Tuesday, January 08, 2013

"Stand Your Ground" Laws A Deadly Illusion

(Cartoon above is by Scott Stantis in the Chicago Tribune.)

It is a sad fact of government that laws don't always work as they were intended to work. Sometimes they turn out to actually make a problem worse rather than better.

It is a well known fact of life in the United States that we have more gun deaths than any other developed country in the world. We also have more guns floating around in our society than any other country -- nearly one gun for every person in the country (over 300 million guns for a population of about 315 million people). And the NRA (and many other gun lovers) tell us that the solution to the large number of gun deaths (and crime in general) is for more people to carry guns in more places. There have even been efforts to legalize the carrying of concealed weapons in schools, colleges, bars, churches, businesses, workplaces, and even state legislatures (Texas has made this legal).

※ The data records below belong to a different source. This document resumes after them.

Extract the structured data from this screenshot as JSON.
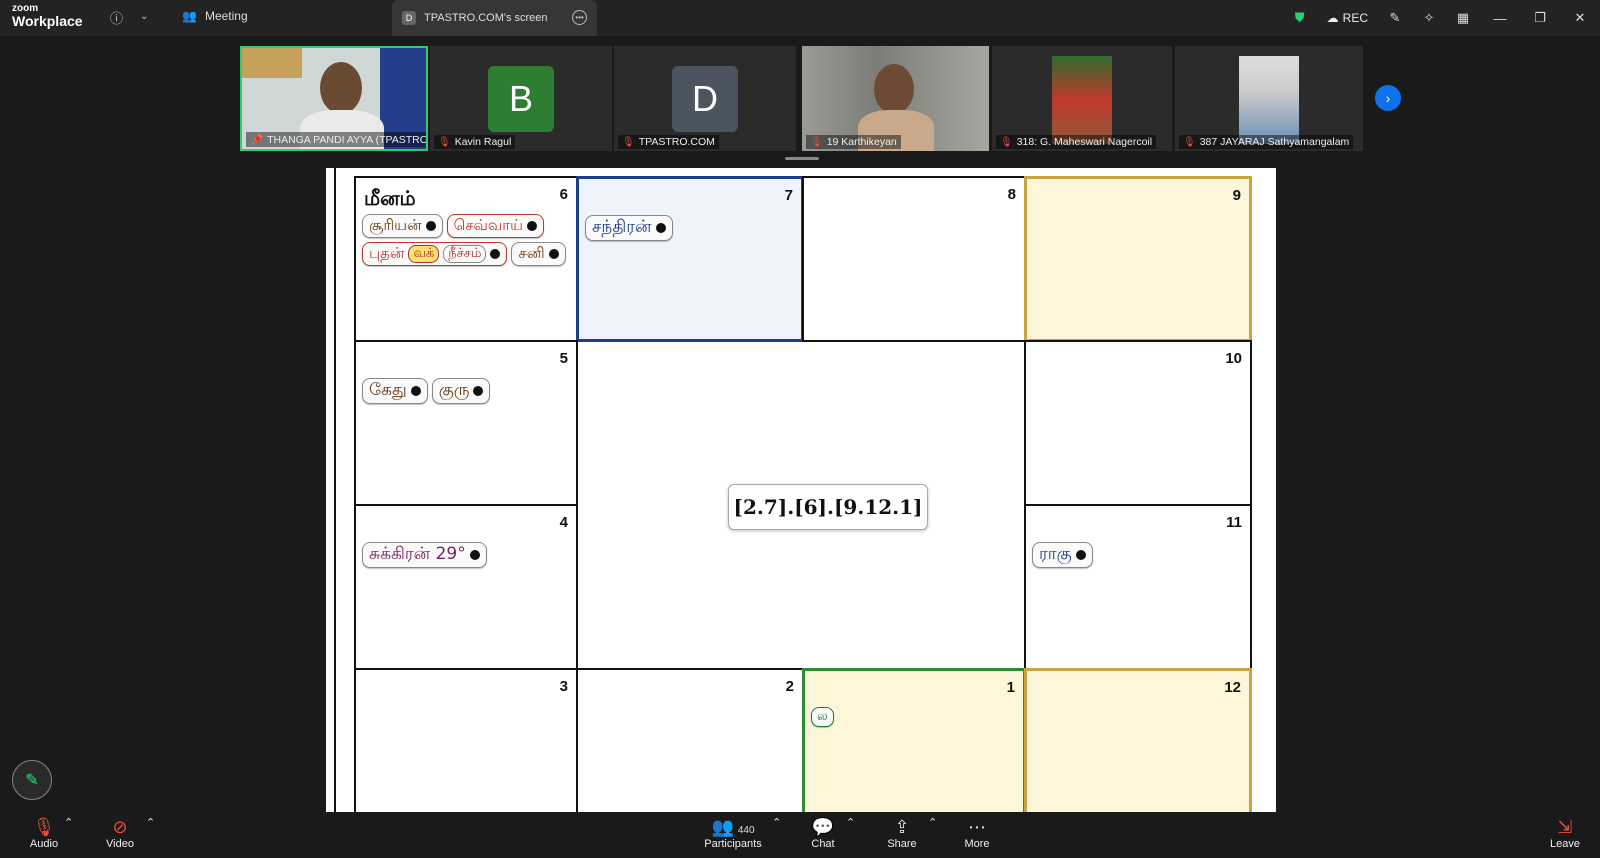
{
  "app": {
    "logo_line1": "zoom",
    "logo_line2": "Workplace"
  },
  "topbar": {
    "meeting_label": "Meeting",
    "screen_tab_badge": "D",
    "screen_tab_label": "TPASTRO.COM's screen",
    "rec_label": "REC"
  },
  "participants": [
    {
      "name": "THANGA PANDI AYYA (TPASTRO...",
      "type": "video"
    },
    {
      "name": "Kavin Ragul",
      "type": "avatar",
      "letter": "B",
      "color": "#2e7d32"
    },
    {
      "name": "TPASTRO.COM",
      "type": "avatar",
      "letter": "D",
      "color": "#4a5560"
    },
    {
      "name": "19 Karthikeyan",
      "type": "video"
    },
    {
      "name": "318: G. Maheswari Nagercoil",
      "type": "video"
    },
    {
      "name": "387 JAYARAJ  Sathyamangalam",
      "type": "video"
    }
  ],
  "chart": {
    "rasi_name": "மீனம்",
    "center_text": "[2.7].[6].[9.12.1]",
    "houses": {
      "h6": {
        "num": "6",
        "planets": [
          "சூரியன்",
          "செவ்வாய்",
          "புதன்",
          "வக்",
          "நீச்சம்",
          "சனி"
        ]
      },
      "h7": {
        "num": "7",
        "planets": [
          "சந்திரன்"
        ]
      },
      "h8": {
        "num": "8"
      },
      "h9": {
        "num": "9"
      },
      "h5": {
        "num": "5",
        "planets": [
          "கேது",
          "குரு"
        ]
      },
      "h10": {
        "num": "10"
      },
      "h4": {
        "num": "4",
        "planets": [
          "சுக்கிரன் 29°"
        ]
      },
      "h11": {
        "num": "11",
        "planets": [
          "ராகு"
        ]
      },
      "h3": {
        "num": "3"
      },
      "h2": {
        "num": "2"
      },
      "h1": {
        "num": "1",
        "planets": [
          "ல"
        ]
      },
      "h12": {
        "num": "12"
      }
    }
  },
  "bottombar": {
    "audio": "Audio",
    "video": "Video",
    "participants": "Participants",
    "participants_count": "440",
    "chat": "Chat",
    "share": "Share",
    "more": "More",
    "leave": "Leave"
  },
  "colors": {
    "active_speaker": "#2ecc71",
    "highlight_blue_cell": "#eef3fc",
    "highlight_yellow_cell": "#fdf6d9",
    "blue_border": "#1c3f8a",
    "gold_border": "#c9a43d",
    "green_border": "#2e8b2e"
  }
}
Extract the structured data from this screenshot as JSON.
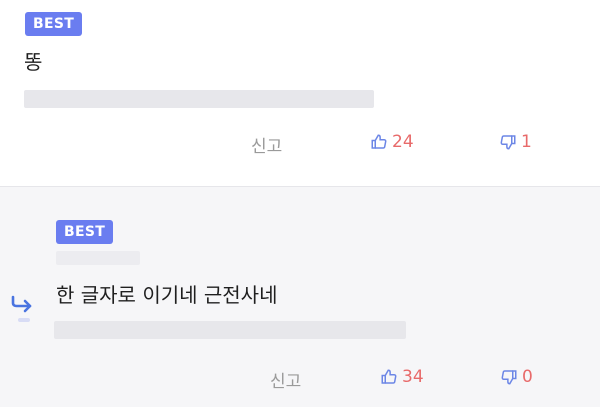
{
  "comments": [
    {
      "badge": "BEST",
      "text": "똥",
      "report": "신고",
      "likes": "24",
      "dislikes": "1"
    },
    {
      "badge": "BEST",
      "text": "한 글자로 이기네 근전사네",
      "report": "신고",
      "likes": "34",
      "dislikes": "0"
    }
  ],
  "icons": {
    "up": "thumbs-up-icon",
    "down": "thumbs-down-icon",
    "reply": "reply-arrow-icon"
  },
  "colors": {
    "badge": "#6a7df0",
    "count": "#e86a6a",
    "icon": "#6c86e6",
    "reply_arrow": "#4a74e0"
  }
}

But one of the most popular efforts of gun lovers has been to rewrite the state laws on "self-defense". It has always been an aspect of our law that, except in a person's own home, a person has a duty to withdraw or retreat rather than hurt someone else that is threatening them. Self defense is only considered a viable defense for taking violent action if there was no avenue for retreat and the person felt their life was in danger. But many states have re-written those "castle doctrine" laws into "stand your ground" laws. These remove the requirement to retreat if threatened, and give the threatened person the right to use violence (including gun violence) simply because they could claim they were threatened.

It was claimed these new "stand your ground" laws would reduce crime, especially violent crime, since a criminal could never know if the person they were threatening might have a gun or not. This sounded reasonable to a lot of legislators, and at least 21 states have now adopted these laws. But have those laws really worked to accomplish their stated purpose? Have they deterred crime, and saved lives? Sadly, the answer is NO.

That is the conclusion reached in a new study of "stand your ground" laws by a couple of researchers at Texas A&M University. In a report released on December 17th of 2012, Mark Hoekstra and Cheng Cheng (both professors in A&M's department of Economics) found that the "stand your ground" laws and enhanced "castle doctrine" laws have not worked as they were intended. After studying statistics in the states that have adopted those laws, they found that the laws did not deter crime, and have actually had a negative effect -- by increasing murders in those states by a statistically significant 8% (or about 600 more murders in those states than before).

Here is how the researchers put their findings in their conclusion:


Results presented indicate that castle doctrine law does not deter crime. Furthermore, our estimates are sufficiently precise as to rule out moderate-sized deterrence effects. Thus, while our view is that it is a priori reasonable to expect that strengthening self-defense law would deter crime, we find this is not the case.

More significantly, results indicate that castle doctrine laws increase total homicides by around 8 percent. Put differently, the laws induce an additional 600 homicides per year across the 21 states in our sample that enacted castle doctrine laws.


It is time to rethink these laws. They may have been passed with good intentions (to deter crime and save lives), but they have not achieved their designed purpose. In fact, they have had the opposite effect. I don't know why these laws have failed. It might be because untrained gun owners react improperly under stress. It might be because criminals shoot more people thinking they are protecting themselves. It might be that the laws allow people to more easily act on their prejudices and irrational fears. But it doesn't really matter. The point is the laws aren't working, and they need to be changed.